Every statute must be construed with reference to the object intended to be accomplished: Turbett Twp. Over*505seers of the Poor v. Port Royal Borough Overseers of the Poor, 33 Pa. Superior Ct. 520. The object of this proviso was to prevent persons from escaping and absenting themselves until the lapse of time would relieve them from punishment: Graham v. Com., 51 Pa. 255. The statute should be given that construction which is best calculated to advance its object by remedying the mischief and securing the benefits intended. In the interpretation, words in common use should be construed in their natural, plain and ordinary meaning: City of Pittsburgh v. Kalchthaler, 114 Pa. 547; Com. v. Shaleen, 30 Pa. Superior Ct. 1, 11.
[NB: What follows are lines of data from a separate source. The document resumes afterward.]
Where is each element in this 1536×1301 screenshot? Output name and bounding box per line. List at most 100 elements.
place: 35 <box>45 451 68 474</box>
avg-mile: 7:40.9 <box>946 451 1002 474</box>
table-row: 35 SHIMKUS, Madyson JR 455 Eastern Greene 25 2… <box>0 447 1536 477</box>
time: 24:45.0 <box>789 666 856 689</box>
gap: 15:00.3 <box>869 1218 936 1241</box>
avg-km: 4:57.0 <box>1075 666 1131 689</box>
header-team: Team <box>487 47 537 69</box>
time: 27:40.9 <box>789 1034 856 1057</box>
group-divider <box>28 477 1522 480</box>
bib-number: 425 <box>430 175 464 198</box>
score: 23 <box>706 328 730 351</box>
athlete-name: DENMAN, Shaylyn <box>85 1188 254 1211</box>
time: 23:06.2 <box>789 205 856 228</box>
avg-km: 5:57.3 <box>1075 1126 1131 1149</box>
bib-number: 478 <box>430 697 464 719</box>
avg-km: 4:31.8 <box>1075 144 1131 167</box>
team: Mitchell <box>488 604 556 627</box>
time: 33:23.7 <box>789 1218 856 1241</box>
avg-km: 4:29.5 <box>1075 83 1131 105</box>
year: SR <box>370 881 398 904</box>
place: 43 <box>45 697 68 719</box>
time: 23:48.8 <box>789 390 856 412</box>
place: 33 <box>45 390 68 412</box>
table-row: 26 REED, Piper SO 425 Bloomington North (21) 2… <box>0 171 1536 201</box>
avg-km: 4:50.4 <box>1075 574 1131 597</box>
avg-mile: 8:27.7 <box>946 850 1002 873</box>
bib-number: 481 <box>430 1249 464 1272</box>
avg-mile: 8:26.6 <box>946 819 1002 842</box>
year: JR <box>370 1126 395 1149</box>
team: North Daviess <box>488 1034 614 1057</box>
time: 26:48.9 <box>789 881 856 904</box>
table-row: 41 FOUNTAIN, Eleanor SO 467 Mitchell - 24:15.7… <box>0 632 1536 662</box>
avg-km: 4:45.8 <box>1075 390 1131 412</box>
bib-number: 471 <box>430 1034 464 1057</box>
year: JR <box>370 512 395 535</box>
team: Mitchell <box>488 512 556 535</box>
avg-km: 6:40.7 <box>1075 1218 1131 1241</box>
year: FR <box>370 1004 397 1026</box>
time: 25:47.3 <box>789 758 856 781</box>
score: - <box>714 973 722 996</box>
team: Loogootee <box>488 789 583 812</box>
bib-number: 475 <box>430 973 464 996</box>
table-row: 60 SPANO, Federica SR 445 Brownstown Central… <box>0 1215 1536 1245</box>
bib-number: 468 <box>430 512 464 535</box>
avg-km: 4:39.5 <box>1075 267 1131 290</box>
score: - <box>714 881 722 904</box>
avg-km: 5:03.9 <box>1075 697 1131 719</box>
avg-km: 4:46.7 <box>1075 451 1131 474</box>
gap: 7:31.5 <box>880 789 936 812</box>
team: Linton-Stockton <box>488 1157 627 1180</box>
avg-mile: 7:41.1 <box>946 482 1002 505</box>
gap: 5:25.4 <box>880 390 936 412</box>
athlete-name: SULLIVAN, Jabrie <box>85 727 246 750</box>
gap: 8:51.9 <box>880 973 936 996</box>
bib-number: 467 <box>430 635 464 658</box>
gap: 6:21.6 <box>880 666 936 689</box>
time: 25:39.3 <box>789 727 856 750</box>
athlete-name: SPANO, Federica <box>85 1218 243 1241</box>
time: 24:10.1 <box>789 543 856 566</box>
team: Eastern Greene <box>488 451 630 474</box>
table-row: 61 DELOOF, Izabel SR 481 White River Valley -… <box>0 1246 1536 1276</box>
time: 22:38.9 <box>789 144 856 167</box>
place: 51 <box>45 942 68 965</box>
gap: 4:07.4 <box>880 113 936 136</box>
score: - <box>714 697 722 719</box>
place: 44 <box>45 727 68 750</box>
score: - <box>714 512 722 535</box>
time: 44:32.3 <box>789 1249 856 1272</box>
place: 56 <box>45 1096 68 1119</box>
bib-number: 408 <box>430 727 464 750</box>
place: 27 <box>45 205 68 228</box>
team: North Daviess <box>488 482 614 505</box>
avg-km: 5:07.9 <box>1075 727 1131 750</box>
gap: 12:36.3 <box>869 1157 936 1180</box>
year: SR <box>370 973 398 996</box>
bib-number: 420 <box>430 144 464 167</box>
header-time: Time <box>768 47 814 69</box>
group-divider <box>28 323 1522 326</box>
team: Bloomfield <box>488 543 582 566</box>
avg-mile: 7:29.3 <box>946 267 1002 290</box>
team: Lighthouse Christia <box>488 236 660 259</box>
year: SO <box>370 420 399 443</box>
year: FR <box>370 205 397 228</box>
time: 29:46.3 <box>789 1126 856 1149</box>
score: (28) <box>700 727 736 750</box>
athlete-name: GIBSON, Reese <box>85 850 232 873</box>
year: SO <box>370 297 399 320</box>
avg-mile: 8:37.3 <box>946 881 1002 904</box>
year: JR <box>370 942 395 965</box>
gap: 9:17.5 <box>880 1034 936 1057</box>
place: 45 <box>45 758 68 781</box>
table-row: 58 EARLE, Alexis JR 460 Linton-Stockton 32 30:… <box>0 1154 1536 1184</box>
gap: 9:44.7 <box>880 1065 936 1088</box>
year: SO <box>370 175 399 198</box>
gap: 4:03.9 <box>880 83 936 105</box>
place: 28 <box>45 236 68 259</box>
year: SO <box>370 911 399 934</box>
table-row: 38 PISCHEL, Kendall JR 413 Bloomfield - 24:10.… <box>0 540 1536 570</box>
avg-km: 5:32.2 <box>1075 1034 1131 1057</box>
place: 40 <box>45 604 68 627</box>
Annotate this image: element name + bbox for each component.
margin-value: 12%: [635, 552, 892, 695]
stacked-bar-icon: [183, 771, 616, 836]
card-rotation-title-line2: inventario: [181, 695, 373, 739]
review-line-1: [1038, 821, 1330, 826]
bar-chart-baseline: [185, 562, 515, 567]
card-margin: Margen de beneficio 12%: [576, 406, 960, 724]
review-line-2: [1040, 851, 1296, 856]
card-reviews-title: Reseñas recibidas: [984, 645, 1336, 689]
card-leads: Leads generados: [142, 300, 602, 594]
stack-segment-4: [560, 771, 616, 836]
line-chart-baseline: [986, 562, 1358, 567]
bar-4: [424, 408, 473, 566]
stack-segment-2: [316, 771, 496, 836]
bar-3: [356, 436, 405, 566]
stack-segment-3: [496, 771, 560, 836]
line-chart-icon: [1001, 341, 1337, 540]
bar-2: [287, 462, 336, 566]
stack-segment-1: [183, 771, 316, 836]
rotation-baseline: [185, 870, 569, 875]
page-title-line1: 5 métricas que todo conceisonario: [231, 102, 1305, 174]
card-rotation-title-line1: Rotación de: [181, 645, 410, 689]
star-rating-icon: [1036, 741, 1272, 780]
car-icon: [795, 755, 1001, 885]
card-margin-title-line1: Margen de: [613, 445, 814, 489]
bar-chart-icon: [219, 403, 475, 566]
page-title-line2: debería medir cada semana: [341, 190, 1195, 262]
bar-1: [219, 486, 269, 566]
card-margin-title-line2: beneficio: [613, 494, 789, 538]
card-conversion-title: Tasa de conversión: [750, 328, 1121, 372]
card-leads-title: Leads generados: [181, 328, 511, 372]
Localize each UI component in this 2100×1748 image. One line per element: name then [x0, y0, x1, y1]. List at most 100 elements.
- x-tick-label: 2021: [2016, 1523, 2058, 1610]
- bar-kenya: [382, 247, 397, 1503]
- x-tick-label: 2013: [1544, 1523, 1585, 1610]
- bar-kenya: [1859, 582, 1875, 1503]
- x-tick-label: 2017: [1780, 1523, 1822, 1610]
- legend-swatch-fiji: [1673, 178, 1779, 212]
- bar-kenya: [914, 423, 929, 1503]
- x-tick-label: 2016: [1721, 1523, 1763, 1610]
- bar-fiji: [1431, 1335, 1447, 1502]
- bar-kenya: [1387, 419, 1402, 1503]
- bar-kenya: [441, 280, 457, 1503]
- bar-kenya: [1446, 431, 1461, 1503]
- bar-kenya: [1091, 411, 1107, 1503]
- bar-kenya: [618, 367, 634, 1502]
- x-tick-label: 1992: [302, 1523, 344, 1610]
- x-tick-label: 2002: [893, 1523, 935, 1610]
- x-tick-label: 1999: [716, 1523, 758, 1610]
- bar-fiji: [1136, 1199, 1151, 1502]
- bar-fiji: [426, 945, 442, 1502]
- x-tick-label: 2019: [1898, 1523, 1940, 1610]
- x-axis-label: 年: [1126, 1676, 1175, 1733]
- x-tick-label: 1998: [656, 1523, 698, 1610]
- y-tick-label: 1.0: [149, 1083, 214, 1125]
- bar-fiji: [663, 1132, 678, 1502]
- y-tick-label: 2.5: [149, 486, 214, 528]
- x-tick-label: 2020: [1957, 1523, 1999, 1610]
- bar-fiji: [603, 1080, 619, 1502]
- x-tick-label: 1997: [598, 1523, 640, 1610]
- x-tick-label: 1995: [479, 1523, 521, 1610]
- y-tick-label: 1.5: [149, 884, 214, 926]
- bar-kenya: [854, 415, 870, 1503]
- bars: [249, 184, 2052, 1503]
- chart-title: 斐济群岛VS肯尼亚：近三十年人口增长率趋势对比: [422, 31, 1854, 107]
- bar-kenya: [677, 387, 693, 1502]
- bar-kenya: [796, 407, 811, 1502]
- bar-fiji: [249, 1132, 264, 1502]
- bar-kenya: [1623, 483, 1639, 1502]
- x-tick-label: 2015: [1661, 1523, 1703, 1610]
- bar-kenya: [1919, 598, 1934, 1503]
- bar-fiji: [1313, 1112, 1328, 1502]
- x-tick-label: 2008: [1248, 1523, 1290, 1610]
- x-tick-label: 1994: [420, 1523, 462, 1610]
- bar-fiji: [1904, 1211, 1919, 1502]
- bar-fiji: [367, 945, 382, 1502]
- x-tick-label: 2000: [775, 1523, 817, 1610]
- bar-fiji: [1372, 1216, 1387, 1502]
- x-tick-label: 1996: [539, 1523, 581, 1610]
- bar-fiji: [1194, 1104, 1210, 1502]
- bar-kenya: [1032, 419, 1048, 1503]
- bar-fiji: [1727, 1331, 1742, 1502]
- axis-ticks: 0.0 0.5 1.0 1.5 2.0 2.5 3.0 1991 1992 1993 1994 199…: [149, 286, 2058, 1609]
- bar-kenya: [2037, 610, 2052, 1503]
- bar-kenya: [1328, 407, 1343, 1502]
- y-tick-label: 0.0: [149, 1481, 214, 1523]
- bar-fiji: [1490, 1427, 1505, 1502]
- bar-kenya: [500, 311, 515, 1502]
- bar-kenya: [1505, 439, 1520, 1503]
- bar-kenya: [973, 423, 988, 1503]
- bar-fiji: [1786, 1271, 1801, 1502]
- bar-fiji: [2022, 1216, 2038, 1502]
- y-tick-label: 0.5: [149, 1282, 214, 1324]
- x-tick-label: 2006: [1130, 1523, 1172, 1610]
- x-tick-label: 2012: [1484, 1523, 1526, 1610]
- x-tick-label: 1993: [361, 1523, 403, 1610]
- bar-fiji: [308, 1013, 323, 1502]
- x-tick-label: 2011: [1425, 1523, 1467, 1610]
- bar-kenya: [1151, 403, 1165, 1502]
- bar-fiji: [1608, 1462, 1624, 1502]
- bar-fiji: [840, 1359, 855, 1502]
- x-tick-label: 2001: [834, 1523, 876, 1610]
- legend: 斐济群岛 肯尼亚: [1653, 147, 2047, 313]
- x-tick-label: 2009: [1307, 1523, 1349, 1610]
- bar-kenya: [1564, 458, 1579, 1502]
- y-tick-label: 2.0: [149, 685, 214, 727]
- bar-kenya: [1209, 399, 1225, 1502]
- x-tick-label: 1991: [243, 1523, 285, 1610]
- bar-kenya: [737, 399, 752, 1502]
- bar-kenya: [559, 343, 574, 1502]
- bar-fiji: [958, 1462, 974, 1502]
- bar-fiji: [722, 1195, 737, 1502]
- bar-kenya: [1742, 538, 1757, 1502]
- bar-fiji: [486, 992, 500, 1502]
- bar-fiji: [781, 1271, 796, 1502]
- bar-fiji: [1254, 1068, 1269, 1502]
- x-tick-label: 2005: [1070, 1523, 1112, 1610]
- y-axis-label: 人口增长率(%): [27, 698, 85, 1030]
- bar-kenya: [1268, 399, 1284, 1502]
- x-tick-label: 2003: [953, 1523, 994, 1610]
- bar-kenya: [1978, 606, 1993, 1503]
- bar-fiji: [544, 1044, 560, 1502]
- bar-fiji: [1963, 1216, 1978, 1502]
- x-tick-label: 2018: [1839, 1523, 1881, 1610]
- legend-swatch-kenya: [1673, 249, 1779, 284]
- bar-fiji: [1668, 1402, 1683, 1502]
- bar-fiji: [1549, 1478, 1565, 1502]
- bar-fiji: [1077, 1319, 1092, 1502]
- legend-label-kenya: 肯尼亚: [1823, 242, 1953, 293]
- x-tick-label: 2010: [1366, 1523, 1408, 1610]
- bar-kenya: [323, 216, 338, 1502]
The words “usual resident” do not refer to defendant’s place of residence, but to his manner of residence. “Usual,” when used in this sense, means “customary” or “common”: Graham v. Com., supra, at page 258. To be an “usual resident,” therefore, one must conduct himself in accordance with his customary mode of life. One might commit an offense and move to another part of the State in an open manner, or even go from the State, if in military service, and not be barred from claiming the benefit of- the statute: Graham v. Com., supra; but this is not so where the offender flees from justice and, subsequently, by fraud and concealment, succeeds in avoiding arrest. Unless we so construe the act the words “usual resident” become meaningless. If the offender lives outside of the State he is a nonresident, and if he remains in hiding or concealment within the State he is an “inhabitant”, but not an “usual resident.” The question is primarily one of fact, and was properly submitted to the jury.

While the analogy is not exact, owing to different phraseology in the statutes, the decisions in other jurisdictions are in accord with our conclusion: 12 Cyc. 256.

The judgment is affirmed and the record remitted for purposes of execution.






Dissenting Opinion

Henderson, J.,

Dissenting:

The misdemeanor with which the defendant was charged was committed about six years before the indictment was found. He was therefore, entitled to the protection of the limitation provided by the seventy-seventh section of the Act of March 21, 1860, P. L. 450, unless he was not “an inhabitant of this State or usual resident therein” during the term for which he was liable to prosecution. It is not alleged that he was absent from the State; his home was and continued to be in Allegheny County. He was, therefore, an inhabitant of this State and the statute was a bar to his prosecution. The learned trial' judge, however, gave a construction to the words “or usual resident therein” which permitted the jury to inquire as to his mode of living in the county and to determine whether he lived “openly and aboveboard.” This we think is not the sense in which the words are used in the statute. They refer to the whereabouts of the accused. The phrases are in the alternative, “an inhabitant of this State or usual resident therein.” A person might reside in: the State who was not an inhabitant thereof. The word “usual” qualifies the term “resident” and. relates to the place of abode — the customary place of living — and not to the manner of life. The conclusion seems unavoidable that if the accused was an inhabitant of Allegheny County at the time the offense was committed and continued to be an inhabitant thereof he could not be lawfully convicted because of the lapse of time between the commission of the offense and the finding of the indictment. And even if not an inhabitant of the State he would be protected if he were a “usual resident” ; that is, if he commonly or ordinarily resided therein. I would reverse the judgment, therefore, for the reason stated.

Orlady, P. J. and Kephart, J. concur in dissent.